Há reformas que passam sem barulho e há outras que mexem com a vida de toda a gente. A laboral é claramente do segundo tipo.
O pacote do Governo — apelidado de “Trabalho XXI” — foi aprovado em Conselho de Ministros e seguiu para a Assembleia. Mexe em mais de cem artigos do Código do Trabalho: torna despedimentos mais fáceis, dá às empresas mais margem na gestão dos horários e altera regras da contratação coletiva.

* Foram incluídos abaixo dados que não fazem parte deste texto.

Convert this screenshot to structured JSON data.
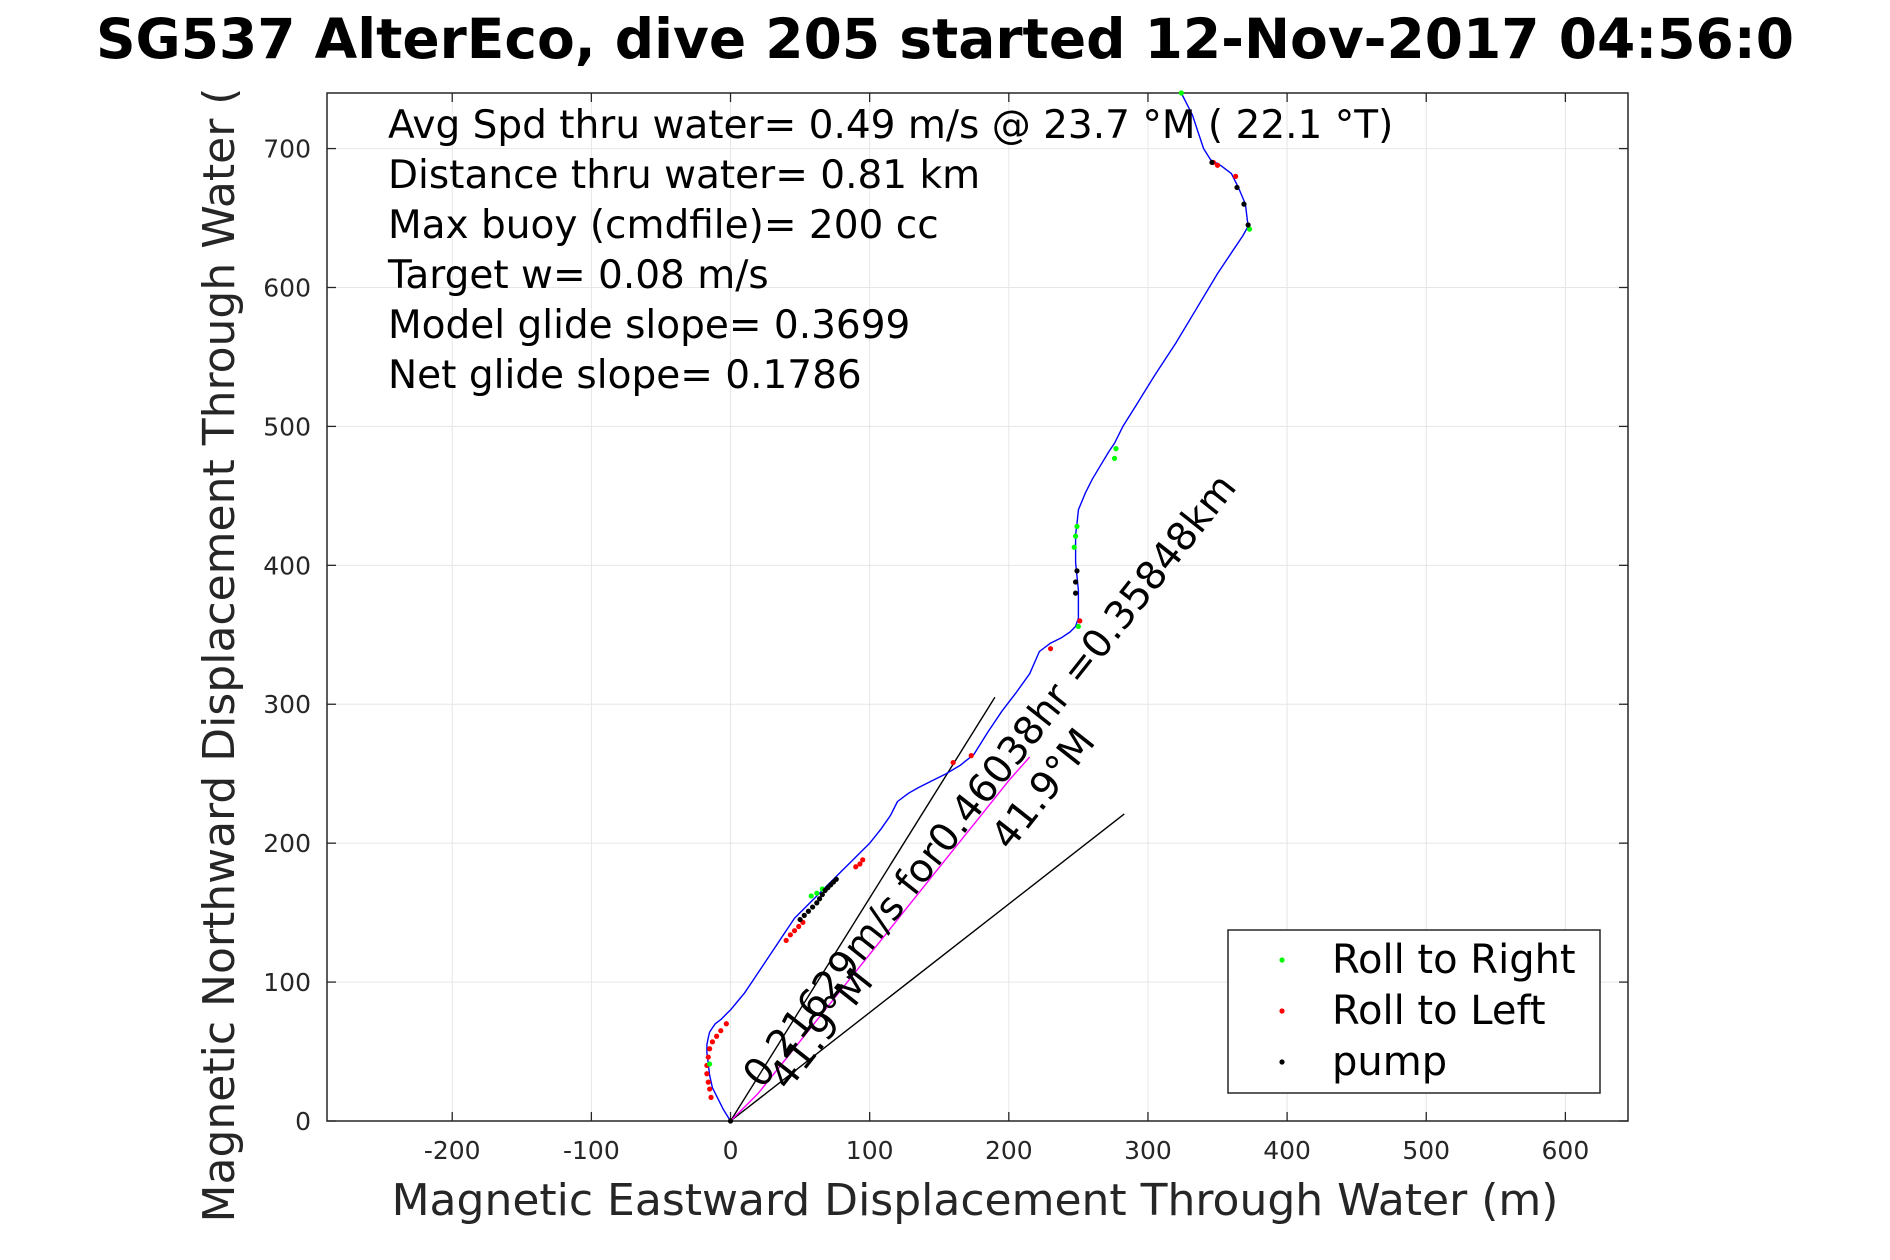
{
  "chart_data": {
    "type": "line",
    "title": "SG537 AlterEco, dive 205 started 12-Nov-2017 04:56:0",
    "xlabel": "Magnetic Eastward Displacement Through Water (m)",
    "ylabel": "Magnetic Northward Displacement Through Water (",
    "xlim": [
      -290,
      645
    ],
    "ylim": [
      0,
      740
    ],
    "xticks": [
      -200,
      -100,
      0,
      100,
      200,
      300,
      400,
      500,
      600
    ],
    "yticks": [
      0,
      100,
      200,
      300,
      400,
      500,
      600,
      700
    ],
    "grid": true,
    "legend_position": "bottom-right",
    "colors": {
      "track": "#0000ff",
      "roll_right": "#00ff00",
      "roll_left": "#ff0000",
      "pump": "#000000",
      "heading_line": "#000000",
      "glide_line": "#ff00ff"
    },
    "annotations": [
      "Avg Spd thru water=  0.49 m/s @  23.7 °M ( 22.1 °T)",
      "Distance thru water=  0.81 km",
      "Max buoy (cmdfile)= 200 cc",
      "Target w= 0.08 m/s",
      "Model glide slope= 0.3699",
      "Net glide slope= 0.1786"
    ],
    "rotated_labels": {
      "current": "0.21629m/s for0.46038hr =0.35848km",
      "heading_1": "41.9°M",
      "heading_2": "41.9°M"
    },
    "track": {
      "x": [
        0,
        -5,
        -9,
        -13,
        -15,
        -16,
        -17,
        -17,
        -16,
        -15,
        -13,
        -11,
        -7,
        -4,
        0,
        5,
        10,
        14,
        18,
        22,
        26,
        30,
        34,
        38,
        42,
        46,
        50,
        55,
        60,
        65,
        70,
        75,
        80,
        85,
        90,
        95,
        100,
        108,
        115,
        120,
        128,
        135,
        145,
        155,
        165,
        175,
        185,
        195,
        205,
        215,
        222,
        230,
        238,
        244,
        248,
        250,
        250,
        250,
        249,
        248,
        248,
        248,
        249,
        250,
        255,
        260,
        266,
        272,
        276,
        282,
        292,
        305,
        320,
        335,
        350,
        360,
        368,
        372,
        370,
        365,
        360,
        352,
        345,
        340,
        336,
        332,
        328,
        324
      ],
      "y": [
        0,
        8,
        16,
        24,
        33,
        41,
        49,
        55,
        60,
        64,
        67,
        70,
        73,
        76,
        80,
        86,
        92,
        98,
        104,
        110,
        116,
        122,
        128,
        134,
        140,
        146,
        150,
        155,
        160,
        165,
        170,
        175,
        180,
        185,
        190,
        195,
        200,
        210,
        220,
        230,
        236,
        240,
        245,
        250,
        256,
        264,
        280,
        295,
        308,
        322,
        338,
        344,
        348,
        352,
        356,
        362,
        372,
        382,
        392,
        402,
        412,
        422,
        430,
        440,
        452,
        462,
        472,
        482,
        488,
        500,
        516,
        537,
        560,
        585,
        610,
        625,
        637,
        644,
        660,
        672,
        682,
        688,
        692,
        700,
        712,
        724,
        732,
        740
      ]
    },
    "glide_track": {
      "x": [
        0,
        20,
        40,
        60,
        80,
        100,
        120,
        140,
        160,
        180,
        200,
        215
      ],
      "y": [
        0,
        20,
        45,
        70,
        95,
        120,
        145,
        170,
        195,
        220,
        245,
        262
      ]
    },
    "roll_right": {
      "x": [
        -15,
        58,
        62,
        66,
        247,
        248,
        249,
        250,
        276,
        277,
        373,
        324
      ],
      "y": [
        41,
        162,
        164,
        167,
        413,
        421,
        428,
        356,
        477,
        484,
        642,
        740
      ]
    },
    "roll_left": {
      "x": [
        -14,
        -15,
        -16,
        -17,
        -17,
        -16,
        -15,
        -13,
        -10,
        -7,
        -3,
        40,
        43,
        46,
        49,
        52,
        90,
        93,
        95,
        160,
        173,
        230,
        251,
        347,
        350,
        363
      ],
      "y": [
        17,
        23,
        28,
        34,
        40,
        46,
        52,
        57,
        61,
        65,
        70,
        130,
        134,
        137,
        140,
        143,
        183,
        185,
        188,
        258,
        263,
        340,
        360,
        690,
        688,
        680
      ]
    },
    "pump": {
      "x": [
        0,
        50,
        53,
        56,
        59,
        62,
        64,
        66,
        68,
        70,
        72,
        74,
        76,
        248,
        248,
        249,
        372,
        369,
        364,
        346
      ],
      "y": [
        0,
        145,
        148,
        151,
        154,
        157,
        160,
        163,
        166,
        168,
        170,
        172,
        174,
        380,
        388,
        396,
        645,
        660,
        672,
        690
      ]
    },
    "heading_lines": [
      {
        "x": [
          0,
          190
        ],
        "y": [
          0,
          305
        ]
      },
      {
        "x": [
          0,
          283
        ],
        "y": [
          0,
          221
        ]
      }
    ],
    "legend": [
      {
        "label": "Roll to Right",
        "color": "#00ff00"
      },
      {
        "label": "Roll to Left",
        "color": "#ff0000"
      },
      {
        "label": "pump",
        "color": "#000000"
      }
    ]
  }
}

Para quem propõe, é modernizar e dar produtividade à economia. Para quem critica, é abrir a porta à precariedade. As duas leituras vão coexistir no debate.
A aritmética manda
O detalhe que decide tudo é simples: a coligação AD não tem maioria. Para aprovar, precisa de votos de fora — e os candidatos naturais puxam em direções opostas. À direita, o Chega tem peso para fazer ou desfazer; à esquerda, o PS pode negociar ou bloquear. Cada artigo pode virar moeda de troca.
O que esperar
A votação final pode acontecer ainda em junho, mas depende do ritmo da discussão na especialidade. As centrais sindicais já fizeram greve a 3 de junho e avisaram que não será a última se o texto passar sem mexidas. Resumindo: muito barulho ainda pela frente, e vale a pena seguir os números, não só os discursos.